Abstract

In the present research, numerical simulations of dynamic tests conducted in split Hopkinson pressure bar on Rewa shale are performed using discrete element method. Voronoi based polygons are used to represent the rock grains. Rewa shale is a transversely isotropic rock and is collected from the Rewa region in the Madhya Pradesh state of India. The rock is loaded at strain rate of ~200/s. The dynamic compressive properties are assessed at three anisotropy angles viz. 0°, 45°, and 90°. The initiation, propagation, and coalescence of cracks during dynamic failure is evaluated. It is found that the failure of specimens is mainly shear under dynamic loading. In the post-peak phase, many tension cracks are also observed. For samples with 45° angles, cracks initiate along the bedding planes first. For samples with anisotropy angle 0° and 90°, cracks begin in the internal rock matrix.

Introduction

Most rocks in nature are anisotropic. The anisotropy is due to the presence of laminations, bedding planes, foliations, and layering. Due to anisotropy, mechanical properties like strength and deformation vary with direction. A special class of anisotropy is transverse isotropy. In transversely isotropic rocks, mechanical properties remain same in the parallel bedding planes, while they vary in the direction perpendicular to these planes. It is important to take anisotropy into account for measuring stresses and displacements for designing civil and rock engineering structures (Wang et al., 2003).

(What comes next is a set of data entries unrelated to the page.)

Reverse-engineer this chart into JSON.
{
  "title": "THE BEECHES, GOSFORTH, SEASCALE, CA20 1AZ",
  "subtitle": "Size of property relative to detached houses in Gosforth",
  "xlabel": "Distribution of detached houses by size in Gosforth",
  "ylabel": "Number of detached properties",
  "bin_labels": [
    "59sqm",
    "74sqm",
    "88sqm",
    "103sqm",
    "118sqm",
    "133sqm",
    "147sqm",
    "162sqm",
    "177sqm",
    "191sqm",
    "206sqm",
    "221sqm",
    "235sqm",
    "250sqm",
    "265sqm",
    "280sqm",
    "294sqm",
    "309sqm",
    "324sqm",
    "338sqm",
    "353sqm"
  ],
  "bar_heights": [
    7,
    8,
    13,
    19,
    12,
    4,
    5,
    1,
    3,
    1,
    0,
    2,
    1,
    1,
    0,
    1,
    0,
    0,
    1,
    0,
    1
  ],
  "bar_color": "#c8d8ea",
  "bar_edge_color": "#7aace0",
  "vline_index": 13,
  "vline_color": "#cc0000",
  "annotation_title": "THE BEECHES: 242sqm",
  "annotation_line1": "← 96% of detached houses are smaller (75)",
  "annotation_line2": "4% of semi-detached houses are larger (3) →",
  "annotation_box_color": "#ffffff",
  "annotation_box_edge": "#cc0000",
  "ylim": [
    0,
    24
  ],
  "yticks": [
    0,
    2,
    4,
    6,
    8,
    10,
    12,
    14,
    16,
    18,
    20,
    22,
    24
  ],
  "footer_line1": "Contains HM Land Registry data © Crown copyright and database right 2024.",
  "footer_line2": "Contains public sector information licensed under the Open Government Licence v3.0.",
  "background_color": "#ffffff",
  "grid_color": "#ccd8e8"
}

In addition to static loads, rocks are subjected to dynamic loads such as that during earthquakes, tunneling operations or an explosion. The dynamic mechanical behavior of rocks has been investigated by many researchers (Dai et al., 2013; Kang et al., 2016; Shi et al., 2018; Xu et al., 2020; X. Zhang et al., 2018; R. Wu et al., 2020). Split Hopkinson pressure bar (SHPB) has been commonly used to test rocks at high strain rates. (X. Zhang et al., 2018) tested slate up to ~150/s in SHPB. It was found that the anisotropy first decreases and then increases as the loading rates increase. (R. Wu et al., 2020) evaluated anisotropic behavior of phyllite till ~150/s. U-type anisotropy was reported in both the studies. In the latter study, samples with β ≥ 67.5° were found to have higher strain rate dependency. The angle β is defined as the angle between the direction of major principal stress and the bedding planes.